= Streptogramin A =

Group of antibiotics

Streptogramin A is a group of antibiotics within the larger family of antibiotics known as streptogramins. They are synthesized by the bacteria Streptomyces virginiae. The streptogramin family of antibiotics consists of two distinct groups: group A antibiotics contain a 23-membered unsaturated ring with lactone and peptide bonds while group B antibiotics are depsipeptides (lactone-cyclized peptides). While structurally different, these two groups of antibiotics act synergistically, providing greater antibiotic activity than the combined activity of the separate components. These antibiotics have until recently been commercially manufactured as feed additives in agriculture, although today there is increased interest in their ability to combat antibiotic-resistant bacteria, particularly vancomycin-resistant bacteria.

== Biosynthesis ==

Streptogramin A is a polyketide in nature, but contains some amino acid components as well. Its gene cluster codes for a hybrid PKS-NRPS protein that consists of eight PKS modules and two NRPS modules. Other enzymes are required for tailoring of streptogramin A, particularly for the unusual methylation reaction. The figure below shows the origins of the synthetic components of streptogramin A.
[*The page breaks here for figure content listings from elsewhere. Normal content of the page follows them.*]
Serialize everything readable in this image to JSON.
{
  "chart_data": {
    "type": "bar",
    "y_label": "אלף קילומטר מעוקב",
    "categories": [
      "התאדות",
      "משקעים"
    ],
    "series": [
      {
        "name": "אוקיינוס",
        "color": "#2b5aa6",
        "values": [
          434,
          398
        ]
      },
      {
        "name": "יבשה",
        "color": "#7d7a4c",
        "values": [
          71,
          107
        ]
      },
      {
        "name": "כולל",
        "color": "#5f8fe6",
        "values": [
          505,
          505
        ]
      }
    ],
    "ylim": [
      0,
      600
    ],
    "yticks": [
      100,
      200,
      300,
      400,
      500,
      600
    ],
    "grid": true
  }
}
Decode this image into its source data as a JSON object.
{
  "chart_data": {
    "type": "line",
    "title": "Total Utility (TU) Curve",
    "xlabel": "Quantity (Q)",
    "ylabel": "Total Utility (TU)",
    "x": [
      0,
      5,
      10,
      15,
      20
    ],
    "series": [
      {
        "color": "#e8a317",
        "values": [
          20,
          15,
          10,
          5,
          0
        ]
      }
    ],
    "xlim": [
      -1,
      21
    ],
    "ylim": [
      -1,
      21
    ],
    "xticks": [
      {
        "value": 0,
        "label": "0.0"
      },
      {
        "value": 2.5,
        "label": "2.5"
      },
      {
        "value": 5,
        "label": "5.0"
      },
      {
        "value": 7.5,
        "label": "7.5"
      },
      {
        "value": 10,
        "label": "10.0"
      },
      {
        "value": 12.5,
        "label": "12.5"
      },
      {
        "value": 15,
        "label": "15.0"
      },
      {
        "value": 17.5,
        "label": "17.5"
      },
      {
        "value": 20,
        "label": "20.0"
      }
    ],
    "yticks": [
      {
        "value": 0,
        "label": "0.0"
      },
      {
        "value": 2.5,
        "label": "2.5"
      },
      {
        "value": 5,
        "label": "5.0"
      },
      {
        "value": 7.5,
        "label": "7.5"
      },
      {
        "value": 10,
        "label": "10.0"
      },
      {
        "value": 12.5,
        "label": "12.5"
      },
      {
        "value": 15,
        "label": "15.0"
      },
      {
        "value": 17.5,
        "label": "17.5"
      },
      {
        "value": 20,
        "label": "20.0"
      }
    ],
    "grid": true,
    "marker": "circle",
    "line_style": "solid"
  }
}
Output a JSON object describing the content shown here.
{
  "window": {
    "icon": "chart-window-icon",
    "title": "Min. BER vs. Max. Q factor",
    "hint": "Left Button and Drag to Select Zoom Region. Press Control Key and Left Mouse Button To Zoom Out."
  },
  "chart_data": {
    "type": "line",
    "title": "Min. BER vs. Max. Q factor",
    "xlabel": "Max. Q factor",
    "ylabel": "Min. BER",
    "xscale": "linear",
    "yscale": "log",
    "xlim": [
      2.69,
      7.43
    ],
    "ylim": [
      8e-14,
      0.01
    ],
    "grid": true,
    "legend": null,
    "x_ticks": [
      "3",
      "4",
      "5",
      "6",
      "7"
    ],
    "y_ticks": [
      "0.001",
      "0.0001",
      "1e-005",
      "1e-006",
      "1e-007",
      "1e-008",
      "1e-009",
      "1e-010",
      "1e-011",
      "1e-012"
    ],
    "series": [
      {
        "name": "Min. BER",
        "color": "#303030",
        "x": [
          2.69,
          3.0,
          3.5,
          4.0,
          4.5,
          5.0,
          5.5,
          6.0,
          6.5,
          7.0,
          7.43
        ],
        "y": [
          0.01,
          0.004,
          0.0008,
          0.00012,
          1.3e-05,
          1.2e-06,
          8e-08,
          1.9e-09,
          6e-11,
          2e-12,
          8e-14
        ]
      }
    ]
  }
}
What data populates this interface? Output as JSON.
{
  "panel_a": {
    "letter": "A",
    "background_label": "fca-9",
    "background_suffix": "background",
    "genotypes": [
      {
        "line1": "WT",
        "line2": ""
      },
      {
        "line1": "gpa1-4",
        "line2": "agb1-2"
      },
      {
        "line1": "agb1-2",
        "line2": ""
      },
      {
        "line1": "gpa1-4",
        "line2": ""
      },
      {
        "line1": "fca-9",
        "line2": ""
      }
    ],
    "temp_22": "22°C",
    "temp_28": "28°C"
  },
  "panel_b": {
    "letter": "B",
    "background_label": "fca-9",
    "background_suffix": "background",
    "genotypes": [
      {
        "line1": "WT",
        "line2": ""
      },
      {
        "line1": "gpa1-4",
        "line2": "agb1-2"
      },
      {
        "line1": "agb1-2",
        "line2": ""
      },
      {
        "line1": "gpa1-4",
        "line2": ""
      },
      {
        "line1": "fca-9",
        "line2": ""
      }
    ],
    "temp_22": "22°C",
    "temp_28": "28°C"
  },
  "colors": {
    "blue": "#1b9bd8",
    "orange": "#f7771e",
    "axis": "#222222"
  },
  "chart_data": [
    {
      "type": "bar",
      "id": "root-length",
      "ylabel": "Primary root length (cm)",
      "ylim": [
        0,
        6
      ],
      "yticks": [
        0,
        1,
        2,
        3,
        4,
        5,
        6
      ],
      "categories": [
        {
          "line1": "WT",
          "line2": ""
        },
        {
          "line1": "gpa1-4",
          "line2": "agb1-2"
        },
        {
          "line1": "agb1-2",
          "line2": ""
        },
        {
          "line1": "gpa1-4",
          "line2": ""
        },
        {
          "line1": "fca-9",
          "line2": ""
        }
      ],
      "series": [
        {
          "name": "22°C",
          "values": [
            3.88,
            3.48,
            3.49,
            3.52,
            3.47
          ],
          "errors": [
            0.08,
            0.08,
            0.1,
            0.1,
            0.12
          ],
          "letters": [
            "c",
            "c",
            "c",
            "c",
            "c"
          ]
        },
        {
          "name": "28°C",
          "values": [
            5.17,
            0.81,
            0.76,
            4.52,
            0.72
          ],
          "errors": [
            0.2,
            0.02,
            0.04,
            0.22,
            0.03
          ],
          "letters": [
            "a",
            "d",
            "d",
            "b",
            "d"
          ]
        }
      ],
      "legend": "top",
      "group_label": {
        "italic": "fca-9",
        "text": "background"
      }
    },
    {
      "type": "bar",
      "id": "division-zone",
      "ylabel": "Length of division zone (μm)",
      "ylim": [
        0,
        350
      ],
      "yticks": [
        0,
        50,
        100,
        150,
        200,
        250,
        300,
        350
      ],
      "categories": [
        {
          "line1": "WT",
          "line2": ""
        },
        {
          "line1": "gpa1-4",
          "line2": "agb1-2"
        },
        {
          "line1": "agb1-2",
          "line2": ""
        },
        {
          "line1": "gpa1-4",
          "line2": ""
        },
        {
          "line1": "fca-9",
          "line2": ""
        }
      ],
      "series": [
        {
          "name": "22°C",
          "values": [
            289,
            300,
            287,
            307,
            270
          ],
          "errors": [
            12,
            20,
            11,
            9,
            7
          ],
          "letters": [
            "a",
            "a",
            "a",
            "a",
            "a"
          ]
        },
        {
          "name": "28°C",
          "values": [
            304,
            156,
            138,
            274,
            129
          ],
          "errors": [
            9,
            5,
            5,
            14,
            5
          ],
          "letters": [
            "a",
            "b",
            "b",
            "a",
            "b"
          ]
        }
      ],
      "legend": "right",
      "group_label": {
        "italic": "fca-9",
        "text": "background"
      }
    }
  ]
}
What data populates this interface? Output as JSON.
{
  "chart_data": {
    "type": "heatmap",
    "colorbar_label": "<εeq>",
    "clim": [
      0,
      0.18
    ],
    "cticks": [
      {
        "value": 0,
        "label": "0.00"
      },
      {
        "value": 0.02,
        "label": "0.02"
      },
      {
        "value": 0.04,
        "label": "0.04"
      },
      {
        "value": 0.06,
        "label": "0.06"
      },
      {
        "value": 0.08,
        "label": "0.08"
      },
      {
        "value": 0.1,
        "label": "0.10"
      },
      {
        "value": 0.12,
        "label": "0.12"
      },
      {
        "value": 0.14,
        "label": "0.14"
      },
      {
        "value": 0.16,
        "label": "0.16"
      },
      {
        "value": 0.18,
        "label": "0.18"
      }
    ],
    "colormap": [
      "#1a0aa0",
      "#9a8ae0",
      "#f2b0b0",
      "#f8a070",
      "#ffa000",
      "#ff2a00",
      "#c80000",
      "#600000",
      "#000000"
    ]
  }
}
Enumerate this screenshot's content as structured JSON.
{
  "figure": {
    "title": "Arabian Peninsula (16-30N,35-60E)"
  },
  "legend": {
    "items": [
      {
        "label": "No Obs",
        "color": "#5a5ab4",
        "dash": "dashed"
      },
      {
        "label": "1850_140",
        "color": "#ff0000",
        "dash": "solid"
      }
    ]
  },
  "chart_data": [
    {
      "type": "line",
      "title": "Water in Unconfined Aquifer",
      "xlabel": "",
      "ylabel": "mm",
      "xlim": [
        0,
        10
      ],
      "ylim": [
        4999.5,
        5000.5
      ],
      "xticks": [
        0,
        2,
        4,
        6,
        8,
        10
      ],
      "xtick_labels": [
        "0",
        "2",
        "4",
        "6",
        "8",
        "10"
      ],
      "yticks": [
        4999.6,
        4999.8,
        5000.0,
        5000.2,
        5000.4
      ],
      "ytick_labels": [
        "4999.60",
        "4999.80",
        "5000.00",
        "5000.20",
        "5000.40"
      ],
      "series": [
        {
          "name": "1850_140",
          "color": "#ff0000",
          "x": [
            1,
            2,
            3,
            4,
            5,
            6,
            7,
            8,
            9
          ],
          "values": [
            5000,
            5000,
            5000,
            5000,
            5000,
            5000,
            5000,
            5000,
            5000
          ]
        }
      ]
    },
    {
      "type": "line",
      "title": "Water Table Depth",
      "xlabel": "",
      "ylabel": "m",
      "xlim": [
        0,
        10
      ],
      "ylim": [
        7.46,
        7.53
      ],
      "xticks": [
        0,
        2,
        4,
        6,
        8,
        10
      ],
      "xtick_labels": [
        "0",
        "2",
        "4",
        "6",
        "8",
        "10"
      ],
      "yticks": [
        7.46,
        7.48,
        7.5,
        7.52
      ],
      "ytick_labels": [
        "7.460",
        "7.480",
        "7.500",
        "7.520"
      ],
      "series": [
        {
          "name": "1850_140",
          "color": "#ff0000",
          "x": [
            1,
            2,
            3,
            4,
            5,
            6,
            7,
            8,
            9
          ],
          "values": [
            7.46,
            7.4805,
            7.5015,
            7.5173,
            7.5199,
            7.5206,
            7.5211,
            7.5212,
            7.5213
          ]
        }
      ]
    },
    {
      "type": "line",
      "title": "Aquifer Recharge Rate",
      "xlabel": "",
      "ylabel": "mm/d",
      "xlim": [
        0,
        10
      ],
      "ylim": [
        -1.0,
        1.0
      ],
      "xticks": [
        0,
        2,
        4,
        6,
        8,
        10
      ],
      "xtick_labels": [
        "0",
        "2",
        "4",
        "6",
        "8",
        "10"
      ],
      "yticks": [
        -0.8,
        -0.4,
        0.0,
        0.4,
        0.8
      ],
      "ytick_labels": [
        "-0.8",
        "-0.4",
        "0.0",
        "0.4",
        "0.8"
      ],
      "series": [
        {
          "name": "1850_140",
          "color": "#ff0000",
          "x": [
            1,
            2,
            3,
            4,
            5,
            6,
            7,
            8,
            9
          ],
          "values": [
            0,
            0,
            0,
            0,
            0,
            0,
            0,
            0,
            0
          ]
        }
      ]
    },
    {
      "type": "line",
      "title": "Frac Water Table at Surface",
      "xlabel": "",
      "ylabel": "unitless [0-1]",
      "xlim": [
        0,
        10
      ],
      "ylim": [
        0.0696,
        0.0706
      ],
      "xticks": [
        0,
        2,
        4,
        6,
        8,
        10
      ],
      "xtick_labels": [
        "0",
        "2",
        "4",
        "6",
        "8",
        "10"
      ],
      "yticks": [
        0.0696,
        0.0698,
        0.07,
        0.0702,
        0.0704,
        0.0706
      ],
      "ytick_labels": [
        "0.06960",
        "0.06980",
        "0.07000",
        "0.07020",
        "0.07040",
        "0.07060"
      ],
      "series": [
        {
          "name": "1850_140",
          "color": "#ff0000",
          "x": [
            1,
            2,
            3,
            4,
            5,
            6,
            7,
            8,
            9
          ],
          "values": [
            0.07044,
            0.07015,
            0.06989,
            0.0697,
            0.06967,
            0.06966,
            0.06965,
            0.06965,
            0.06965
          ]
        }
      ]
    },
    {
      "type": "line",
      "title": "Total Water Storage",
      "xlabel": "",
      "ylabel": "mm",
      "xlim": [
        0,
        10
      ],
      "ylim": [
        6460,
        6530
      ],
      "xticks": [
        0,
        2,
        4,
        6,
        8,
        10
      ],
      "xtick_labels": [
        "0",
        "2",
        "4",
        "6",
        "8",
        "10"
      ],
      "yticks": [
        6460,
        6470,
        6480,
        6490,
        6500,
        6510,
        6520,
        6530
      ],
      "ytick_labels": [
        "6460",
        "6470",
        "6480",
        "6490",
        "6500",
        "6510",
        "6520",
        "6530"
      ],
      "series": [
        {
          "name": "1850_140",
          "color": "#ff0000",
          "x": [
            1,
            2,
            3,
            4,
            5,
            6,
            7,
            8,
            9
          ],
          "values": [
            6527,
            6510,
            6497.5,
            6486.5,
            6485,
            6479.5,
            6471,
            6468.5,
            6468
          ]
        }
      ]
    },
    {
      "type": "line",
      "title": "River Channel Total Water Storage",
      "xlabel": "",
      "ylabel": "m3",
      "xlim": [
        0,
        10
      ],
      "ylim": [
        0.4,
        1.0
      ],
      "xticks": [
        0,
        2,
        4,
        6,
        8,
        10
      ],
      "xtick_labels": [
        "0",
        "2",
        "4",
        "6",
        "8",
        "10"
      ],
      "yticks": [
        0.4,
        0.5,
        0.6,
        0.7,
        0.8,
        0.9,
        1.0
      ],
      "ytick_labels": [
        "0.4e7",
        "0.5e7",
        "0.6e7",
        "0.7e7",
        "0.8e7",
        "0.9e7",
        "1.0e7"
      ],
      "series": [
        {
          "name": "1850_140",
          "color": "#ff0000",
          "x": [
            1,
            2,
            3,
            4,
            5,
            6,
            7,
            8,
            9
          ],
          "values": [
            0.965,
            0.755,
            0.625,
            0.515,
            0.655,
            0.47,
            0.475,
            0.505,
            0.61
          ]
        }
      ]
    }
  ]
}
The streptogramin A PKS-NRPS is composed of 6 proteins: VirA contains modules 1 though 6; VirF, VirG, and VirH contain modules 6 through 10; VirI is the AT domain that acts for every PKS module; and VirJ contains the TE domain. The starter unit for the biosynthesis of streptogramin A is isobutyryl-CoA, which is given by the amino acid valine after it has undergone transamination and branched-chain keto acid dehydrogenation. Two rounds of chain extension with malonate follow. An NRPS module introduces a glycine residue into the growing polyketide chain, followed by two more rounds of chain extension with malonate. At this point, four enzymes use acetyl-CoA to add a methyl group to position 12 on the macromolecule. The mechanism of the reaction is proposed below. VirC and HMG-CoA synthase bear striking structural similarities and while the mechanism for VirC is not known, it can be proposed to be similar to that of HMG-CoA synthase.

Such an elaborate mechanism of methylation is necessary since SAM is not able to insert a methyl group onto a carbonyl carbon. Another round of malonate extension occurs, followed by the malonate's reaction with an adjacent serine extender to form an oxazole ring. This reaction is catalyzed by a cyclization domain on the Ser9 NRPS module. The diagram below shows the biogenesis of the oxazole ring from serine and malonate.

Finally, a D-proline residue is added to the chain, followed by hydroxylation and dehydration to form dehydroproline, which is thought to occur through a reverse Michael-type reaction.

== Mode of action ==

By themselves, streptogramins A and B are bacteriostatic. However, when used in conjunction with one another, the streptogramins can inhibit bacterial growth and are bactericidal. Streptogramin A first binds to the peptidyl transferase domain of the 50s ribosomal subunit, preventing the early events of elongation. The binding of streptogramin A causes a conformational change that increases the ribosomal binding activity of streptogramin B 100-fold. Upon binding the ribosome (which streptogramin B can accomplish at any stage of protein synthesis), streptogramin B prevents protein chain extension and can initiate the release of incomplete peptides. When both streptogramins are bound to the ribosome, they form an extremely stable ternary complex.

Recently, it has been reported how inhibition of the mitochondrial ribosome by streptogramins A (alone or in combination with streptogramins B) can block glioblastoma stem cell growth, thus allowing for potential repurposing of these antibiotics as antineoplastic agents.

In 1999 the FDA had approved Synercid, a drug containing streptogramins A and B in a 7:3 ratio respectively. This intravenously injected drug is used to treat patients with bacteremia caused by vancomycin-resistant Enterococcus faecium.

== Resistance to streptogramins ==

Multiple mechanisms of streptogramin resistance have developed despite Synercid's fairly recent development. The three major mechanisms of resistance include active efflux, covalent target modification and antibiotic inactivation enzymes.